Building on previous research on how preoperative pre-habilitation can improve recovery for colorectal cancer surgery patients, Dr. Francesco Carli, professor of anaesthesia working at the MUHC, and his team are now turning their focus on frail elderly patients. “Ultimately the idea is to put them in a better physical, nutritional and mental state so they can encounter surgery in a better condition,” explains Dr. Carli.

“Our previous study showed that in the general population, without pre-habilitation only 30% returned to their pre-surgery baseline. But for those who have had pre-habilitation, over 80% go back to normal.” Frail elderly patients recover more slowly and have more complications, seriously impacting their quality of life while also adding extra pressure on hospital resources. Interestingly, Dr. Carli and his team discovered that the frail elderly patients in the study group were the ones who benefitted most from the cost-effective prehabilitation approach. “We thought, maybe this is the population we need to put our money on,” says Dr. Carli. The aim of the new RCN-funded study is to prove the benefit and look for a decrease in complications.

The study, which involves 120 patients — 60 at the Montreal General Hospital of the MUHC and 60 at the JGH  — is made up of a four-week training period (one week supervised and three weeks home-based) that includes nutrition, exercise and relaxation. Improvement is measured by walking capacity. So how do these frail elderly patients like prehab? “They love it. They are so keen and enthusiastic,” says Dr. Carli. “Remember, these patients have just had a diagnosis of cancer. They have bowel problems. They are also very depressed and they are doing nothing, just waiting at home for tests and for the operation. So they like to come — we had a 99% compliance rate.”

Better cancer staging thanks to new image analysis techniques

The majority of cancer diagnoses are now made with imaging and the technology is advancing at a dizzying rate. “It is amazing how well we see tumors and their extent before surgery” says Dr. Reza Forghani, associate chief of radiology at the JGH. His new RCN-funded study will look at how to exploit cutting-edge dual-energy CT scans and sophisticated image analysis to their full potential to improve cancer staging, and ultimately prognosis, in head and neck cancer patients.

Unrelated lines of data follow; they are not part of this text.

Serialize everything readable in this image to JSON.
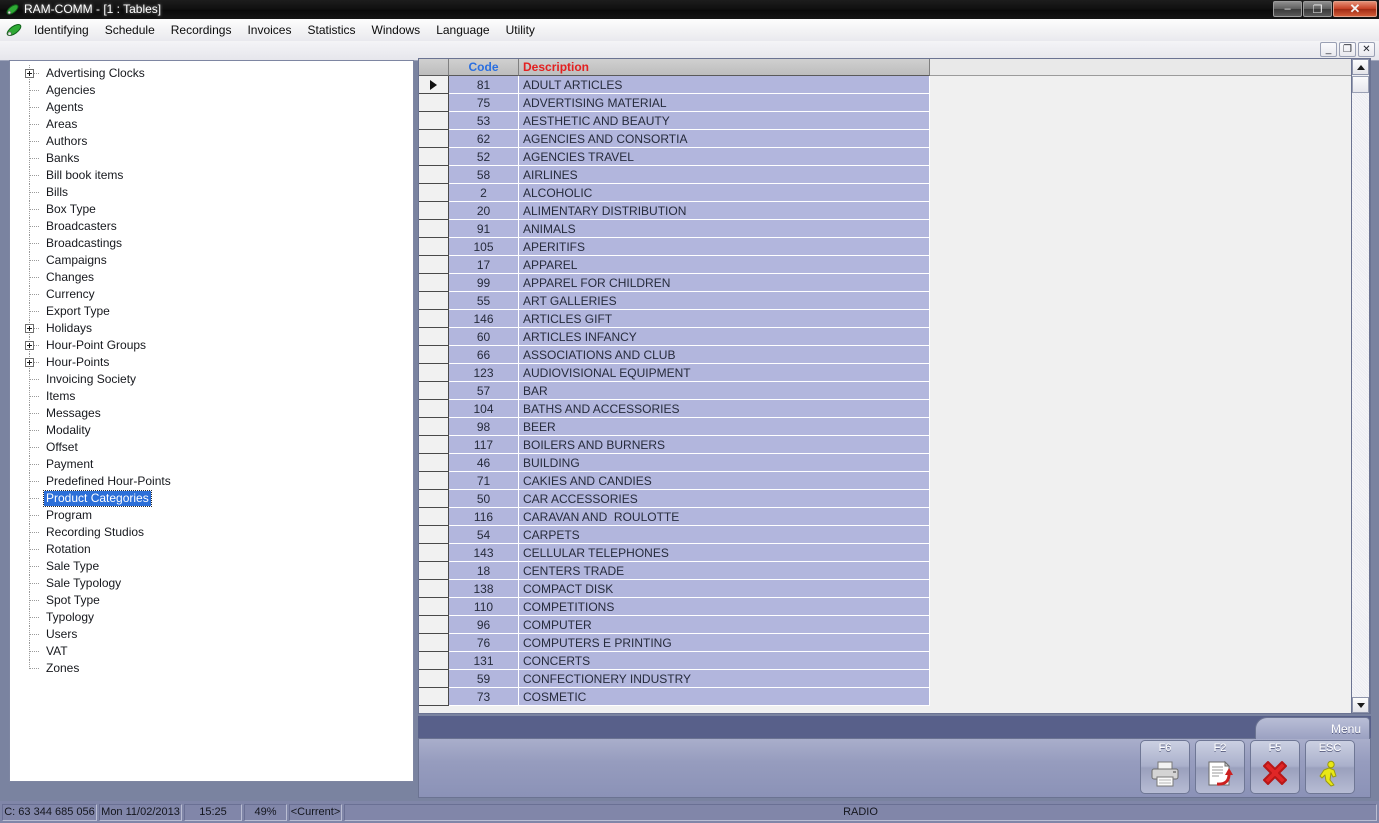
{
  "window": {
    "title": "RAM-COMM - [1 : Tables]",
    "title_icon": "app-leaf-icon",
    "minimize_label": "–",
    "restore_label": "❐",
    "close_label": "✕"
  },
  "mdi": {
    "minimize_label": "_",
    "restore_label": "❐",
    "close_label": "✕"
  },
  "menubar": {
    "items": [
      {
        "label": "Identifying"
      },
      {
        "label": "Schedule"
      },
      {
        "label": "Recordings"
      },
      {
        "label": "Invoices"
      },
      {
        "label": "Statistics"
      },
      {
        "label": "Windows"
      },
      {
        "label": "Language"
      },
      {
        "label": "Utility"
      }
    ]
  },
  "tree": {
    "selected": "Product Categories",
    "items": [
      {
        "label": "Advertising Clocks",
        "expandable": true
      },
      {
        "label": "Agencies",
        "expandable": false
      },
      {
        "label": "Agents",
        "expandable": false
      },
      {
        "label": "Areas",
        "expandable": false
      },
      {
        "label": "Authors",
        "expandable": false
      },
      {
        "label": "Banks",
        "expandable": false
      },
      {
        "label": "Bill book items",
        "expandable": false
      },
      {
        "label": "Bills",
        "expandable": false
      },
      {
        "label": "Box Type",
        "expandable": false
      },
      {
        "label": "Broadcasters",
        "expandable": false
      },
      {
        "label": "Broadcastings",
        "expandable": false
      },
      {
        "label": "Campaigns",
        "expandable": false
      },
      {
        "label": "Changes",
        "expandable": false
      },
      {
        "label": "Currency",
        "expandable": false
      },
      {
        "label": "Export Type",
        "expandable": false
      },
      {
        "label": "Holidays",
        "expandable": true
      },
      {
        "label": "Hour-Point Groups",
        "expandable": true
      },
      {
        "label": "Hour-Points",
        "expandable": true
      },
      {
        "label": "Invoicing Society",
        "expandable": false
      },
      {
        "label": "Items",
        "expandable": false
      },
      {
        "label": "Messages",
        "expandable": false
      },
      {
        "label": "Modality",
        "expandable": false
      },
      {
        "label": "Offset",
        "expandable": false
      },
      {
        "label": "Payment",
        "expandable": false
      },
      {
        "label": "Predefined Hour-Points",
        "expandable": false
      },
      {
        "label": "Product Categories",
        "expandable": false,
        "selected": true
      },
      {
        "label": "Program",
        "expandable": false
      },
      {
        "label": "Recording Studios",
        "expandable": false
      },
      {
        "label": "Rotation",
        "expandable": false
      },
      {
        "label": "Sale Type",
        "expandable": false
      },
      {
        "label": "Sale Typology",
        "expandable": false
      },
      {
        "label": "Spot Type",
        "expandable": false
      },
      {
        "label": "Typology",
        "expandable": false
      },
      {
        "label": "Users",
        "expandable": false
      },
      {
        "label": "VAT",
        "expandable": false
      },
      {
        "label": "Zones",
        "expandable": false
      }
    ]
  },
  "grid": {
    "columns": [
      {
        "key": "code",
        "label": "Code",
        "color": "#2b6fe0"
      },
      {
        "key": "description",
        "label": "Description",
        "color": "#e32020"
      }
    ],
    "current_row_index": 0,
    "rows": [
      {
        "code": "81",
        "description": "ADULT ARTICLES"
      },
      {
        "code": "75",
        "description": "ADVERTISING MATERIAL"
      },
      {
        "code": "53",
        "description": "AESTHETIC AND BEAUTY"
      },
      {
        "code": "62",
        "description": "AGENCIES AND CONSORTIA"
      },
      {
        "code": "52",
        "description": "AGENCIES TRAVEL"
      },
      {
        "code": "58",
        "description": "AIRLINES"
      },
      {
        "code": "2",
        "description": "ALCOHOLIC"
      },
      {
        "code": "20",
        "description": "ALIMENTARY DISTRIBUTION"
      },
      {
        "code": "91",
        "description": "ANIMALS"
      },
      {
        "code": "105",
        "description": "APERITIFS"
      },
      {
        "code": "17",
        "description": "APPAREL"
      },
      {
        "code": "99",
        "description": "APPAREL FOR CHILDREN"
      },
      {
        "code": "55",
        "description": "ART GALLERIES"
      },
      {
        "code": "146",
        "description": "ARTICLES GIFT"
      },
      {
        "code": "60",
        "description": "ARTICLES INFANCY"
      },
      {
        "code": "66",
        "description": "ASSOCIATIONS AND CLUB"
      },
      {
        "code": "123",
        "description": "AUDIOVISIONAL EQUIPMENT"
      },
      {
        "code": "57",
        "description": "BAR"
      },
      {
        "code": "104",
        "description": "BATHS AND ACCESSORIES"
      },
      {
        "code": "98",
        "description": "BEER"
      },
      {
        "code": "117",
        "description": "BOILERS AND BURNERS"
      },
      {
        "code": "46",
        "description": "BUILDING"
      },
      {
        "code": "71",
        "description": "CAKIES AND CANDIES"
      },
      {
        "code": "50",
        "description": "CAR ACCESSORIES"
      },
      {
        "code": "116",
        "description": "CARAVAN AND  ROULOTTE"
      },
      {
        "code": "54",
        "description": "CARPETS"
      },
      {
        "code": "143",
        "description": "CELLULAR TELEPHONES"
      },
      {
        "code": "18",
        "description": "CENTERS TRADE"
      },
      {
        "code": "138",
        "description": "COMPACT DISK"
      },
      {
        "code": "110",
        "description": "COMPETITIONS"
      },
      {
        "code": "96",
        "description": "COMPUTER"
      },
      {
        "code": "76",
        "description": "COMPUTERS E PRINTING"
      },
      {
        "code": "131",
        "description": "CONCERTS"
      },
      {
        "code": "59",
        "description": "CONFECTIONERY INDUSTRY"
      },
      {
        "code": "73",
        "description": "COSMETIC"
      }
    ]
  },
  "actions": {
    "menu_tab_label": "Menu",
    "buttons": [
      {
        "key": "F6",
        "icon": "printer-icon"
      },
      {
        "key": "F2",
        "icon": "document-arrow-icon"
      },
      {
        "key": "F5",
        "icon": "red-cross-icon"
      },
      {
        "key": "ESC",
        "icon": "exit-runner-icon"
      }
    ]
  },
  "statusbar": {
    "disk": "C: 63 344 685 056",
    "date": "Mon 11/02/2013",
    "time": "15:25",
    "zoom": "49%",
    "context": "<Current>",
    "mode": "RADIO"
  }
}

Dual-energy CT uses two beams of X-ray rather than the one in a conventional CT, giving physicians a vastly enhanced picture of the tumour. “There's much more data in the image than we can just analyze by the eye,” explains Dr. Forghani. He and his team want to take things a step further and run the image through a computer program whose analysis will aid in staging and therapy choice. “If you take a tumour and you draw around the whole area and if you get a computer to analyse every dot on that image — the gradient, the intensity, the variations — there is a lot more information and right now it's not being used at all.” The hope is that the very genetic makeup of the tumour can be predicted. “Then you can determine how it will behave to certain treatments,” explains Dr. Forghani. “So we can say maybe this patient is better treated with this kind of drug.” This would also result in fewer biopsies and scans.

There is currently just one other dual-energy CT machine in Montreal, at the CHUM, but Dr. Forghani anticipates that as these machines show their value, hospitals will replace older CT scanners with the dual-energy versions which, though more expensive, can save by increasing accuracy and potentially reducing the overall number of scans a patient requires. The study will look at data from 35 patients with data analysis done in collaboration with the MUHC. Eventually it should be possible to apply this technology to other cancers, such as breast and colorectal cancer.